ReplyDeleteThe Pioneer anomaly is a consequence of dark matter as explained by the Rañada-Milgrom real-or-apparent effect. The real effect or the apparent effect would both support a heuristically distorted model of modified general relativity theory (HDMOGRT), in which the -1/2 in Einstein’s field equations is replaced by -1/2 + Rañada-constant/2, where Rañada-constant is roughly equal to sqrt(60) * 10**-5. The particular value of Rañada-constant comes from the Pioneer anomaly data. From the heuristic model of general relativity there is an anomalous Newtonian approximation for gravitational force (but not non-gravitational force):
Gravitational force = (1 + Rañada-constant) * mass * acceleration, where the dark matter force might be apparent rather than real and is merely a result of the extreme difficulty in detecting dark matter particles — or the altered gravitational force might be real and due to an unknown, weird, or funny distortion in Einstein’s field equations. In either case, the Rañada effect might lead to the valid physical interpretation of M-theory.

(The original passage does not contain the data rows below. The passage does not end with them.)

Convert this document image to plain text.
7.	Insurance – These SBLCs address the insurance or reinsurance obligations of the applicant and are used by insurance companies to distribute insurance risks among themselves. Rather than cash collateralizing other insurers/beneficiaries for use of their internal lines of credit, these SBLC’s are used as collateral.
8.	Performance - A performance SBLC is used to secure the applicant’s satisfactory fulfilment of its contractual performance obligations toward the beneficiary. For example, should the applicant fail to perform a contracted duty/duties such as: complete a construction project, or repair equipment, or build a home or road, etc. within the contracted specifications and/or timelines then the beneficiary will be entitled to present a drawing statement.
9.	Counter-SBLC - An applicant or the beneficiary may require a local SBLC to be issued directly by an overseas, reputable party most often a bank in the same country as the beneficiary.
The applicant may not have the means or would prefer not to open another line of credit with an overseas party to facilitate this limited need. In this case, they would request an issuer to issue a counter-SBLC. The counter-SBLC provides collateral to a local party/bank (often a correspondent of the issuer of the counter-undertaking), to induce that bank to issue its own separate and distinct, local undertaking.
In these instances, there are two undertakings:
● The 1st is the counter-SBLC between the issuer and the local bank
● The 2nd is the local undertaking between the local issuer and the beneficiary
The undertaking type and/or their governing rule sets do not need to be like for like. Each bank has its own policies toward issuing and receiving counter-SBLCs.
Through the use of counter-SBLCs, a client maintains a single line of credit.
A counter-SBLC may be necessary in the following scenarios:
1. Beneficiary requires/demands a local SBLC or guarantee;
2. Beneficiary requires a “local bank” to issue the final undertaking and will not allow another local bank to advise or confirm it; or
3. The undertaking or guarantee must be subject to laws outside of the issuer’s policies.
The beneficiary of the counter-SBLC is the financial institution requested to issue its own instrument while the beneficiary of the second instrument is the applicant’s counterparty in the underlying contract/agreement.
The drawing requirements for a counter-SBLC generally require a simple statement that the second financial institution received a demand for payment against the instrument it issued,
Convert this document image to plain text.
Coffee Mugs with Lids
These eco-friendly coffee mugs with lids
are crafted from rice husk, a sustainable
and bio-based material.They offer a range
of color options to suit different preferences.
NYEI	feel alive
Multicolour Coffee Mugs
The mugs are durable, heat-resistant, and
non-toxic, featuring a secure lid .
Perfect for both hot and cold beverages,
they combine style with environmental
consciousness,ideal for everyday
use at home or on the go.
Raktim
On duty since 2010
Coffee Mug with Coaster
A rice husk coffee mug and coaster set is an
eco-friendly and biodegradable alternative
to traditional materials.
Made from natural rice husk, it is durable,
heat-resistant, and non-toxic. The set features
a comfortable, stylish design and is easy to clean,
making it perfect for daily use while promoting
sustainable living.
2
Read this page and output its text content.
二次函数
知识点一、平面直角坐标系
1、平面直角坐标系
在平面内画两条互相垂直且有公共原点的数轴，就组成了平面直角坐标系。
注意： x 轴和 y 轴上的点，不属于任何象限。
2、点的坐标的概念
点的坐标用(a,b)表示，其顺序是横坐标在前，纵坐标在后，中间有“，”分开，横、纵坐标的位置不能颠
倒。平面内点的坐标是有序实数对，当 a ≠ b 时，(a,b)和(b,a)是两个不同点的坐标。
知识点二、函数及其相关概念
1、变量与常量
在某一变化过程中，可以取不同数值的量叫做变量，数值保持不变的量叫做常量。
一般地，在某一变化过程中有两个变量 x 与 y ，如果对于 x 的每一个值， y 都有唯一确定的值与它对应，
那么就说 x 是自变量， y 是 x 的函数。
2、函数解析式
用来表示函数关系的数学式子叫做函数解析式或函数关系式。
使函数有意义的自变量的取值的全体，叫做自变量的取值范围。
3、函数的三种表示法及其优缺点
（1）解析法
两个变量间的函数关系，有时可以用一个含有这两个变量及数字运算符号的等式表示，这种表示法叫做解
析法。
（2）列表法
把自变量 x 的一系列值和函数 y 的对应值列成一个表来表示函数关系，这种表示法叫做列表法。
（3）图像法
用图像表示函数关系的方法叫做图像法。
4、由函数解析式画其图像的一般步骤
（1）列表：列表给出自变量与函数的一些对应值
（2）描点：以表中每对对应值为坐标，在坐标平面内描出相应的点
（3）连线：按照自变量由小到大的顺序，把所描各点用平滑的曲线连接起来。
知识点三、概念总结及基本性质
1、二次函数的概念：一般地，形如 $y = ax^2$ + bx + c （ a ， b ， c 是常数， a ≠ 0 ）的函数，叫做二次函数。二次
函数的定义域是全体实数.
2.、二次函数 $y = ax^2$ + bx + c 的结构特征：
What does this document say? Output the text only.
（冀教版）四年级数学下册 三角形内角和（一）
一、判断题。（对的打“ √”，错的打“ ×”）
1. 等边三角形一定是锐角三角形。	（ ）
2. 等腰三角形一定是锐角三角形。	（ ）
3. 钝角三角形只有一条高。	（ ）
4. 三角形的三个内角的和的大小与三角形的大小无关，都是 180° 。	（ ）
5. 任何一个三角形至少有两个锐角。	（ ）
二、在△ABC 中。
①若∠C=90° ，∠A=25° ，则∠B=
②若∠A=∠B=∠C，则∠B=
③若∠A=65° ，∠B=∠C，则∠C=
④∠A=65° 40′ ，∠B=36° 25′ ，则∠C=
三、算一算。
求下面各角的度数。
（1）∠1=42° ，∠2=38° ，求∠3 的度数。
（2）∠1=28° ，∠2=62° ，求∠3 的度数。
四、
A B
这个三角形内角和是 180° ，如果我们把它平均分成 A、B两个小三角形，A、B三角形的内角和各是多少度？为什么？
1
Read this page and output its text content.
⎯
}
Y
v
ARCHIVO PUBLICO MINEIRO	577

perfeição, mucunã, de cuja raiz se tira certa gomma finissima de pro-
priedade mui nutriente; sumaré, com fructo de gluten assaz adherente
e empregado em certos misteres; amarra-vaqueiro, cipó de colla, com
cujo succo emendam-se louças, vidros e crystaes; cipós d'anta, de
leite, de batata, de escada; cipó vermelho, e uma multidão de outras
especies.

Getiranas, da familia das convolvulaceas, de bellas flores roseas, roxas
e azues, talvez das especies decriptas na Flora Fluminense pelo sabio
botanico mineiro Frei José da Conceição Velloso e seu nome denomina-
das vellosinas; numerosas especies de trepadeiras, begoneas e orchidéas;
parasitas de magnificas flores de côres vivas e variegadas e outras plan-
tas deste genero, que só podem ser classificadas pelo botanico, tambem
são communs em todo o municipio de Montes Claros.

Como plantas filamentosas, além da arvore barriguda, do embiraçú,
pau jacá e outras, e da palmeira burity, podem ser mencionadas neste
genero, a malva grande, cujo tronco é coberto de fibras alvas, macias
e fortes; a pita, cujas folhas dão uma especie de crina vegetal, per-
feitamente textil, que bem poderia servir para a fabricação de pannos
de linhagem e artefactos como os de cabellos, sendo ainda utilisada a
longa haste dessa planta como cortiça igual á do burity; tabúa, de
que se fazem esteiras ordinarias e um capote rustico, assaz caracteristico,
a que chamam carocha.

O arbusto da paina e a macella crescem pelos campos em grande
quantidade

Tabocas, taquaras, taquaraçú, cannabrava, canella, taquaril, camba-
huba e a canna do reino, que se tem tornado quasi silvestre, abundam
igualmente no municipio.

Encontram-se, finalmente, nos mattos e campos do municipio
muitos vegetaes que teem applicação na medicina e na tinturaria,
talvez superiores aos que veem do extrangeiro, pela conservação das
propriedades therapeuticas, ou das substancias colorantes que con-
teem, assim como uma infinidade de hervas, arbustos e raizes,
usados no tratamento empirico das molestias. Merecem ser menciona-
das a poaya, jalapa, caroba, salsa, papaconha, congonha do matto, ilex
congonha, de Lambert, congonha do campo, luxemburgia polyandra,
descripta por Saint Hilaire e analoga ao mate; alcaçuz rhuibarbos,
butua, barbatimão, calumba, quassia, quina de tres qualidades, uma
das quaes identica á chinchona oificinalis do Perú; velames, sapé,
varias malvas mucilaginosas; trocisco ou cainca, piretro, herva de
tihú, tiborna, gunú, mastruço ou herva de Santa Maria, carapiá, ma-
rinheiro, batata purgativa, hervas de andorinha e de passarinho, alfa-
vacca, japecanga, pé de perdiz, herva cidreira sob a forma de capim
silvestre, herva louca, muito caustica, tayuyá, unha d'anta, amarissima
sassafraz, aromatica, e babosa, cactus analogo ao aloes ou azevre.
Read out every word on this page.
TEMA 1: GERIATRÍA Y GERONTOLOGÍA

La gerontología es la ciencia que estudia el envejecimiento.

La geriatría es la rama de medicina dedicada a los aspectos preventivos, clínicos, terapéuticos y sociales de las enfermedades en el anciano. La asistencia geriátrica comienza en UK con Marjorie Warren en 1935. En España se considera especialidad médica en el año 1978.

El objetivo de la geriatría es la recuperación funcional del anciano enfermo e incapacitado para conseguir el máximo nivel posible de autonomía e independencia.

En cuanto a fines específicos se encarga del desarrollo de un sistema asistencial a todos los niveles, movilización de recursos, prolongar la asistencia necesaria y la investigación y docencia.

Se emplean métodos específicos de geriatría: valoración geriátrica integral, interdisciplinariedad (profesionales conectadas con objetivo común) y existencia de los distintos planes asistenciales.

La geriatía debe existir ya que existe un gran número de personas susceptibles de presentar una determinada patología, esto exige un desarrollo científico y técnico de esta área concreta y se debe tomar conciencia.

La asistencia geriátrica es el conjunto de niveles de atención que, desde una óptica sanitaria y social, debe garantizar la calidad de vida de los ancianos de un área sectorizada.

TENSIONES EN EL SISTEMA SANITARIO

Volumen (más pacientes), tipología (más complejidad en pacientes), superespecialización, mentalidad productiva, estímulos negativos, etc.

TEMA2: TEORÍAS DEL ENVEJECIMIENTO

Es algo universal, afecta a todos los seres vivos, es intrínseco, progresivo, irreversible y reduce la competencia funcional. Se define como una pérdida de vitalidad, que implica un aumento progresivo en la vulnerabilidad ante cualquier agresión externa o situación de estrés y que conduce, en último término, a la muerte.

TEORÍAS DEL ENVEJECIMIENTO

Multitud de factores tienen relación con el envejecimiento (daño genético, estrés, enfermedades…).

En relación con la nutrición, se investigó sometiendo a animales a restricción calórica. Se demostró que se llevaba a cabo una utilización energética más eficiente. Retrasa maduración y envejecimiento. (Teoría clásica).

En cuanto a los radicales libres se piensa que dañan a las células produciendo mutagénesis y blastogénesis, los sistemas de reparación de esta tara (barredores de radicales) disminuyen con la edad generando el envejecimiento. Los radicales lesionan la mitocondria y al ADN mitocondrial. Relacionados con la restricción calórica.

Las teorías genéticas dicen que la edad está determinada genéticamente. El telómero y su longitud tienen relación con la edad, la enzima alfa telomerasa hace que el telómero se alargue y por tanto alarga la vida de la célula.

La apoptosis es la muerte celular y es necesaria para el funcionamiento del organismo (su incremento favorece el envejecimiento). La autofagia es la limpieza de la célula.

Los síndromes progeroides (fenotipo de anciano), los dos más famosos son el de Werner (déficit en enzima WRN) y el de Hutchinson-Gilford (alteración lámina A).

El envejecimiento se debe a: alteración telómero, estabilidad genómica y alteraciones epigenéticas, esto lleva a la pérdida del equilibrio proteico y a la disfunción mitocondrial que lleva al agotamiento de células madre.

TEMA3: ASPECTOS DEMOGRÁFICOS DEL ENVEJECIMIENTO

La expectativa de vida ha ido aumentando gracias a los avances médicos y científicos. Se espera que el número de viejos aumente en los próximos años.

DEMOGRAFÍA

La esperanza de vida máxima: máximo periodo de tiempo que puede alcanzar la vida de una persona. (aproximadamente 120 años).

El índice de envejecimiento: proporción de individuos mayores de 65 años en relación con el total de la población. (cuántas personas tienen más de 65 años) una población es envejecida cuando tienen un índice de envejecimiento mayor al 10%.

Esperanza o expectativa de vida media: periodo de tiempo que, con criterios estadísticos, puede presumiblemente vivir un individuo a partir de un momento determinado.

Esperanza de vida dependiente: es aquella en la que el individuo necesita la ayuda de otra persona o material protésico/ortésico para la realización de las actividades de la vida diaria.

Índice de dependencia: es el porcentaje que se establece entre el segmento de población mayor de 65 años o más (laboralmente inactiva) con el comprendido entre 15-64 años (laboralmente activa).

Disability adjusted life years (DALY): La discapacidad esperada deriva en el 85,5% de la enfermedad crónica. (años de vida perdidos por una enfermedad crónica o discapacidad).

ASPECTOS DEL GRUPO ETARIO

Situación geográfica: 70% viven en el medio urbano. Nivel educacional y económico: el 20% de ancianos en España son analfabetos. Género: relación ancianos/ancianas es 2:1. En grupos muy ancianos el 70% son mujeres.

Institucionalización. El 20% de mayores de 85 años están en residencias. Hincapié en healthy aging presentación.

http://www.livingreviews.org/lrr-2010-4 review of Pioneer anomaly
http://en.wikipedia.org/wiki/Pioneer_anomaly
Suppose that dark matter particles are the explanation for dark matter. Suppose F is gravitational force and the magnitude of the gravitational acceleration a is large relative to (µ * a(0) )/m. Let a(0) be Milgrom’s acceleration constant. We have
F = m * a * ((m * a)/(µ * a(0)))) if and only if
F * ( 1 / sqrt(1 – (2(µ * a(0))/(m * a))**2)) = m * a if only if
Einsteinian-redshift*(1 + dark-matter-compensation-factor/2) = m * a,
provided that 2(µ * a(0))/(m * a) = dark-matter-compensation-factor and we choose physical units in which gravitational redshift = Einsteinian gravitational acceleration due to gravitational force, Therefore, Milgrom’s acceleration law indicates that heuristically distorted model of general relativity theory (HDMOGRT) with either dark-matter-compensation-factor or its equivalent Milgrom-factor is observationally correct. In other words, the Rañada-Milgrom real-or-apparent effect explains Milgrom’s Law. The OPERA team ignored the GPS timing slowdown due to dark matter (or its Milgrom=equivalent). ... BELIEVE IT OR NOT ...
http://en.wikipedia.org/wiki/Modified_Newtonian_dynamics
Try this NY Times article for the best description of the possible problem: http://www.nytimes.com/2012/02/24/science/neutrinos-speed-in-question-because-of-technical-problems-cern-says.html?scp=2&sq=neutrino&st=cse
ReplyDeleteIts certainly hard to believe any result that has no controls for false reading. On the other hand, is there anything physical really preventing faster than light travel? Isn't it possible that the Lorentz transformations that lie at the heart of SR could need re-drafting?